Il settore minerario, inaugurato circa 2000 anni fa’ quando i romani vi scoprirono oro e carbone ed attivo dal 1801, è andato assumendo un peso fondamentale dell’economia di Asturie e Leòn. Ma le miniere di carbone spagnole senza l’aiuto dello Stato sono per lo più in deficit, il carbone spagnolo non è mai stato competitivo per ragioni di tipo geologico, e dal XIX secolo il settore minerario è emblematico del protezionismo spagnolo. La Spagna importa 16-20 milioni di tonnellate l’anno di carbone e ne produce 8,5 mn. di tonnellate. Anche le Asturie, per oltre un secolo e mezzo la regione più redditizia della Spagna, oggi importano il 70% del loro fabbisogno regionale di carbone.

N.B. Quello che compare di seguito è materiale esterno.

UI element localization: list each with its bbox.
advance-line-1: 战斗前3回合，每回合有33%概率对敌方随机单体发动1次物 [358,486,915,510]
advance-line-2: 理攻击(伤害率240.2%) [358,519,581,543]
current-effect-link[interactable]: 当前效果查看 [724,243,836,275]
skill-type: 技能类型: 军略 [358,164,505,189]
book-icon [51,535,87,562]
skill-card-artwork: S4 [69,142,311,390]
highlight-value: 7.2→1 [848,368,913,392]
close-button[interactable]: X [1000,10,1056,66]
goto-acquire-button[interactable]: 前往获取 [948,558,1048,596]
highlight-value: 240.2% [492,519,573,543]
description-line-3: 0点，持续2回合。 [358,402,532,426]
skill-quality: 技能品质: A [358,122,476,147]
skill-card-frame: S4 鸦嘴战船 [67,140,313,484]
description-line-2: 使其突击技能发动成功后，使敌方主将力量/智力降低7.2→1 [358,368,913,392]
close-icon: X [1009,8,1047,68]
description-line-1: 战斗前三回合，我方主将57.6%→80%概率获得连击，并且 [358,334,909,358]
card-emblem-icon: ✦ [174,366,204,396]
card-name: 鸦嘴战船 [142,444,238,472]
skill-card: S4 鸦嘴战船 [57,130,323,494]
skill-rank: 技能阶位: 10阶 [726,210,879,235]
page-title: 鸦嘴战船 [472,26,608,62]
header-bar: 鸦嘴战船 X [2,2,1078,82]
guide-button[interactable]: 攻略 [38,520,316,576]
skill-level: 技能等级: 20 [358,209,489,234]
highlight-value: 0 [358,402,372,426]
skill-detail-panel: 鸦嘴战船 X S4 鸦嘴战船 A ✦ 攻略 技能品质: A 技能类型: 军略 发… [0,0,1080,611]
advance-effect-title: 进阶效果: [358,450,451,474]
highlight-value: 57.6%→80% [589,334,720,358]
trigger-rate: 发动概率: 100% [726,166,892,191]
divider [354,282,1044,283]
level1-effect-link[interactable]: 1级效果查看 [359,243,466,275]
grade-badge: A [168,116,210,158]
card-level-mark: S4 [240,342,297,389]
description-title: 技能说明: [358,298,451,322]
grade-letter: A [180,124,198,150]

D’altra parte la UE ne produce 130 mn. di tonnellate, e ne importa 160 mn. Per questo interessi non proletari – dai proprietari delle miniere alle amministrazioni locali – cercano di utilizzare la lotta dei minatori per ottenere aiuti dallo Stato.

La lotta dei minatori delle Asturie è un esempio per tutto il proletariato.
Questa lotta generosa, piena di slancio di classe, lasciata a sé stessa, è condannata ad essere soffocata. Così è successo, tra la fine degli anni ’70 e l’inizio degli anni ’80, ai minatori inglesi, abilmente “soffocati” dalla Tatcher, ma altrettanto ignobilmente lasciati soli a combattere dagli altri sindacati. Non mancarono anche in quella occasione abnegazione e coraggio. Mancò invece una lotta coordinata contro la ristrutturazione del capitale nella fase liberista.
Anche oggi la sostanza non muta. Se i proletari asturiani verranno lasciati soli, e la lotta stessa non verrà organizzata in estensione e qualità, secondo le necessità che lo scontro di classe impone, sarà un’altra battaglia persa.
Persa non tanto per l’esito della lotta stessa ( il capitalismo può sopravvivere anche alle lotte più esemplari), quanto per il mancato collante di classe. Solo un’organizzazione autonoma dei lavoratori che estenda e faccia avanzare la lotta “oltre” la singola fabbrica può costituire la minaccia più grande per i padroni affinché si inizino finalmente a rompere gli ingranaggi del capitale.